Jika dilihat secara global, padel jelas bukan sesuatu yang baru. Di Eropa dan Amerika Latin, olahraga ini sudah lama menjadi bagian gaya hidup kelas menengah urban. Padel bukan hanya soal olahraga, melainkan juga tempat nongkrong sekaligus sarana memperluas jejaring sosial. Kini gelombang itu merembes ke Indonesia. Lapangan padel tumbuh di kota-kota besar, dipenuhi anak muda yang mencari pengalaman berbeda. Menariknya, tidak hanya generasi muda yang ikut tetapi generasi X dan milenial pun turut memeriahkan.
Semarang sendiri kini mempunyai peluang emas untuk tampil sebagai pionir di Jawa Tengah. Sebagai orang Semarang, saya melihat anak muda di kota ini memang cepat menangkap tren baru. Khususnya anak Gen Z yang sangat digital, suka berbagi konten dan gemar mencoba sesuatu yang unik sehingga padel jelas cocok dengan karakter mereka. Dari raket yang bergaya, lapangan yang futuristik, sampai suasana main yang gampang didokumentasikan, semuanya mudah menjadi bahan konten lifestyle.

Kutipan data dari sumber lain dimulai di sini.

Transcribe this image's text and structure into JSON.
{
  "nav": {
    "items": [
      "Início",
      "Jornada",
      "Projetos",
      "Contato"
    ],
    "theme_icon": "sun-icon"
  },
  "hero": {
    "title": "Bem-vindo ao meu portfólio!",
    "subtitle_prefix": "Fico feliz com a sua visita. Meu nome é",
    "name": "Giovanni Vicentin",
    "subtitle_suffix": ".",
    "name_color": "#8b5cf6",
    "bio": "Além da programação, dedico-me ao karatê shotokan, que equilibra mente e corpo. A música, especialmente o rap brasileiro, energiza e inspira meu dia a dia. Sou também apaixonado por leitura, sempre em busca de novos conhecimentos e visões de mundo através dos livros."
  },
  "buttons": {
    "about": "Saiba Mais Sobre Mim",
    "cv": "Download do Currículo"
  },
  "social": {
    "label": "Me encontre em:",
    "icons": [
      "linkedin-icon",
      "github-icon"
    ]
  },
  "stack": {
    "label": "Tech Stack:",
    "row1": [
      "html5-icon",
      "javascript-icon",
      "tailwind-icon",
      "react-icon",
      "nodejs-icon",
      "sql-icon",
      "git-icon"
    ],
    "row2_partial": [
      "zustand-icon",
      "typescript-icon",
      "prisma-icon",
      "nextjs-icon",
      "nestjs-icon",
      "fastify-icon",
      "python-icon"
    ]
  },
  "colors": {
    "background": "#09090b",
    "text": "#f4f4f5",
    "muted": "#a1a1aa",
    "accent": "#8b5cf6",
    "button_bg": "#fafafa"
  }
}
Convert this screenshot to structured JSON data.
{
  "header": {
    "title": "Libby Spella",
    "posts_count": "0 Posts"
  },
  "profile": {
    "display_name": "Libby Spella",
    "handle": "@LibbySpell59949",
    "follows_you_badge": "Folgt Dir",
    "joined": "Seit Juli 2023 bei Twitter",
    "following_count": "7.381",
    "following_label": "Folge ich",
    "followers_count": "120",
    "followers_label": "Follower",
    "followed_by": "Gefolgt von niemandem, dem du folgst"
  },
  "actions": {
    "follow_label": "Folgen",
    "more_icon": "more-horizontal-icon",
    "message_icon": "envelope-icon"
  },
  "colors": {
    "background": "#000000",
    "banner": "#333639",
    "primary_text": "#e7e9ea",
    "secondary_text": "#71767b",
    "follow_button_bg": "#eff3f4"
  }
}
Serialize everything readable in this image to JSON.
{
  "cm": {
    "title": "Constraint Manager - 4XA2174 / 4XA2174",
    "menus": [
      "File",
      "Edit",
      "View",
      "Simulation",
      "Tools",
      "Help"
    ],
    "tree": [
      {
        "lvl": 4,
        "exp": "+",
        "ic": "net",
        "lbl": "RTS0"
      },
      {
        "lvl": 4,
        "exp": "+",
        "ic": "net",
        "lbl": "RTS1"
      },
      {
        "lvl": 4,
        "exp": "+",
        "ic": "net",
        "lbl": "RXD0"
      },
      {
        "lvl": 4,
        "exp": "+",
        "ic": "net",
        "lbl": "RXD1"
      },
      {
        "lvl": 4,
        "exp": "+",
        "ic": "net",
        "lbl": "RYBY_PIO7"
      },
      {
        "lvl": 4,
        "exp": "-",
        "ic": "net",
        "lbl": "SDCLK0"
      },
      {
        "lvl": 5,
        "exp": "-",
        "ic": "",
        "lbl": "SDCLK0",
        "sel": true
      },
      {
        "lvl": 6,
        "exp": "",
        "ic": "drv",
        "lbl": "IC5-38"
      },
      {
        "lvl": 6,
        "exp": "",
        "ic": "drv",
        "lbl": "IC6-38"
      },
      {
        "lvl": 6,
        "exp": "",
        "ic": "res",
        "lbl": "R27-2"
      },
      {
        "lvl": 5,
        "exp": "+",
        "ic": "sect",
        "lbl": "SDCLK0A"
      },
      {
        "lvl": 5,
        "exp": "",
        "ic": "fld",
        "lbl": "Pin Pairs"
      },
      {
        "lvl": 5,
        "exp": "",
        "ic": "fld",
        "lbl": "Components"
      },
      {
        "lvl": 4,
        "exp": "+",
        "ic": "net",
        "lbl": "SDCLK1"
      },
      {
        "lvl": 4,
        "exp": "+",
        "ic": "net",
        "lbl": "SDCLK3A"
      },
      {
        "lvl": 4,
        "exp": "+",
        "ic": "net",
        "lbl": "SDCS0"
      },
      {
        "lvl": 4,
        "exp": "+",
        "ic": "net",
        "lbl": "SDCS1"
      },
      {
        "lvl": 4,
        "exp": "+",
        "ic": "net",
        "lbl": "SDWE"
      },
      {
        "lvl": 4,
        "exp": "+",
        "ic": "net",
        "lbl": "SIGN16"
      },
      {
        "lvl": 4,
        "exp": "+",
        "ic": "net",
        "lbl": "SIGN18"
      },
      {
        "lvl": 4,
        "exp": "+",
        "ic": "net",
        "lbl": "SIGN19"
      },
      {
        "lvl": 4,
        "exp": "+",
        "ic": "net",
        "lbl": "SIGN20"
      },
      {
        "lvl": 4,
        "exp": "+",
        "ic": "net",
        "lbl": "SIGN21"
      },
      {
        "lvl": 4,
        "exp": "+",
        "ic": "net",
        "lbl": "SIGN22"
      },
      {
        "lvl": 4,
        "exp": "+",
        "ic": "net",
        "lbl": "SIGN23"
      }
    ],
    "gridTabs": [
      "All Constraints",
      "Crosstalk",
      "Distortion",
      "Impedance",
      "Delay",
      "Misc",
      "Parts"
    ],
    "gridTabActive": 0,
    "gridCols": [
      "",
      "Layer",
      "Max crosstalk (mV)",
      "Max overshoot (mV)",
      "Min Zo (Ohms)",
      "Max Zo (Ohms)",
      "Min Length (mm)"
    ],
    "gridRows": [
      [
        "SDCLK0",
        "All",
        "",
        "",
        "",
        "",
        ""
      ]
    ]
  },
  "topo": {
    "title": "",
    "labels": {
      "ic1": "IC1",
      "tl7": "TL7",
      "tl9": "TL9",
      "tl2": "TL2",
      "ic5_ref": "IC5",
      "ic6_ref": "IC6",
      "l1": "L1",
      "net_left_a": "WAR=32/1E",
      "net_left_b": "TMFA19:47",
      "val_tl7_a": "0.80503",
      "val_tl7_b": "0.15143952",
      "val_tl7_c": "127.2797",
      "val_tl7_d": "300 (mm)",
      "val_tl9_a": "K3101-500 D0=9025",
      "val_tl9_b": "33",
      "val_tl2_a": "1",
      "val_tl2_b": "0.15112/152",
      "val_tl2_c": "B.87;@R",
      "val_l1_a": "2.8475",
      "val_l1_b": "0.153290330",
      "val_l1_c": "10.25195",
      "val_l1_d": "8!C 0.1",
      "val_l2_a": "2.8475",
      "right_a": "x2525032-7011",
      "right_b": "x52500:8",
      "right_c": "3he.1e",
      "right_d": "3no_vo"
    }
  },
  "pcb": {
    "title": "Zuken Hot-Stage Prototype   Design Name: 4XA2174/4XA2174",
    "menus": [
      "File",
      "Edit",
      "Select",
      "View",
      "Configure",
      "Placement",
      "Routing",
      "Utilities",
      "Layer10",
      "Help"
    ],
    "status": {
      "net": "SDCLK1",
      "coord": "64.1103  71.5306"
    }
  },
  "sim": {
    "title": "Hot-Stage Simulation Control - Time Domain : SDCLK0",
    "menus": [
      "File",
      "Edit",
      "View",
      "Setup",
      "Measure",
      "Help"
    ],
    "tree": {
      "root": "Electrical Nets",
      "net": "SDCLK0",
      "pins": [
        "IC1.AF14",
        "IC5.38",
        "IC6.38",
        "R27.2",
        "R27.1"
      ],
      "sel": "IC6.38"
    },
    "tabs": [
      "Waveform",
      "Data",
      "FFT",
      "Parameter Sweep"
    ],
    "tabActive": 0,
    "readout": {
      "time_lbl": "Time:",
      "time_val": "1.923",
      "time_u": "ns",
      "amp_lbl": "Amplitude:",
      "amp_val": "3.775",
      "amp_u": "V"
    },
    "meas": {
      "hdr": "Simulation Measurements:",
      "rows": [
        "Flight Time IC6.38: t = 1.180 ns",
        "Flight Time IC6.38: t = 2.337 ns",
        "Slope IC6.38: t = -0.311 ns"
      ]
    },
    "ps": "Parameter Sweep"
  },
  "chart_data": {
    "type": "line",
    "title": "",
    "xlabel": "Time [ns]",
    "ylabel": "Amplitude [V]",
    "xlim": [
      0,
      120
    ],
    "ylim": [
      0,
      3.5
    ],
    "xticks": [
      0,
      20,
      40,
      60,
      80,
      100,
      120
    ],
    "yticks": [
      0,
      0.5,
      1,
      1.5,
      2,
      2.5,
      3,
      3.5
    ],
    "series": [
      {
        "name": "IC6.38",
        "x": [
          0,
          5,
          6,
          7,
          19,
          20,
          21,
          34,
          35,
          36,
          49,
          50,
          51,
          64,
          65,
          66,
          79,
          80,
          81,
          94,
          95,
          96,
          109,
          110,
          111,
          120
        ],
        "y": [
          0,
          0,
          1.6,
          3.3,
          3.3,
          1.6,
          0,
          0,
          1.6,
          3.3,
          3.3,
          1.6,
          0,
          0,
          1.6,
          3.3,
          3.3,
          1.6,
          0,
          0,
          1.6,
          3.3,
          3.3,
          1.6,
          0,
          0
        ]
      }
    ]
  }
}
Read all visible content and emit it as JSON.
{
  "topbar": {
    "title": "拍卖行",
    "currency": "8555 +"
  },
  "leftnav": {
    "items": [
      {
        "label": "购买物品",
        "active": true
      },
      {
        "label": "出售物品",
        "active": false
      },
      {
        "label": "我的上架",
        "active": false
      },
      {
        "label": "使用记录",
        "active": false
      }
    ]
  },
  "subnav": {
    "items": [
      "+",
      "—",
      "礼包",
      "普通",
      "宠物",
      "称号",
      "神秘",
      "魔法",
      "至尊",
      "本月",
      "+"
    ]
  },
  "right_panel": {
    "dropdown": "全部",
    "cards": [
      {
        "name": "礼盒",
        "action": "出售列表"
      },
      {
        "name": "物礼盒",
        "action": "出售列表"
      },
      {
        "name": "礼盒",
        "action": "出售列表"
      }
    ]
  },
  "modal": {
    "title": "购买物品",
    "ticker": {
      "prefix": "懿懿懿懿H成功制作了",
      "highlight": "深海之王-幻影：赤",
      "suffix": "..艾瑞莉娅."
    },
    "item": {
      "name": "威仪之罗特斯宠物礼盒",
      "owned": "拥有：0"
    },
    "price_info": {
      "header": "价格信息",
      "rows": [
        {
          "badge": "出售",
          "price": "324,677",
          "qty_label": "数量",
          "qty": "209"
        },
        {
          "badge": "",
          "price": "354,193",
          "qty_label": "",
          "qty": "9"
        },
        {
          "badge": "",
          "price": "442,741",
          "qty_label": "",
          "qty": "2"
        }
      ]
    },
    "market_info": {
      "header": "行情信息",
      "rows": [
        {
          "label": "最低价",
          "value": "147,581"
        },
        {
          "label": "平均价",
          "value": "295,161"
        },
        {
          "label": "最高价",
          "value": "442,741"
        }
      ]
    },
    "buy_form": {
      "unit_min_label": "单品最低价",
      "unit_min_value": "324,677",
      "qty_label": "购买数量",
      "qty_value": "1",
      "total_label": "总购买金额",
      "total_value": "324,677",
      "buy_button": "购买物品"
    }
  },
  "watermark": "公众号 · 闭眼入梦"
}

Lebih dari itu, saya perhatikan banyak anak muda Semarang yang mempunyai jiwa bisnis. Mereka biasanya tidak puas hanya ikut tren saja, tetapi ingin menciptakan peluang cuan dari tren tersebut. Apalagi pilihan hiburan olahraga modern di Semarang masih terbatas. Futsal, basket atau badminton memang sudah ada tetapi rasanya terlalu biasa. Jika padel hadir lebih awal, saya yakin bisa menjadi ikon baru di kalangan mahasiswa maupun kelas menengah yang sedang berkembang di kota ini. Jika lapangan padel berdiri di kawasan dekat kampus seperti Tembalang atau Bendan yang ramai dengan mahasiswa itu bisa menjadi peluang untuk bisnis ini. Anak muda tidak hanya punya tempat olahraga baru, tetapi juga ruang berkumpul yang bisa hidup dengan nuansa komunitas.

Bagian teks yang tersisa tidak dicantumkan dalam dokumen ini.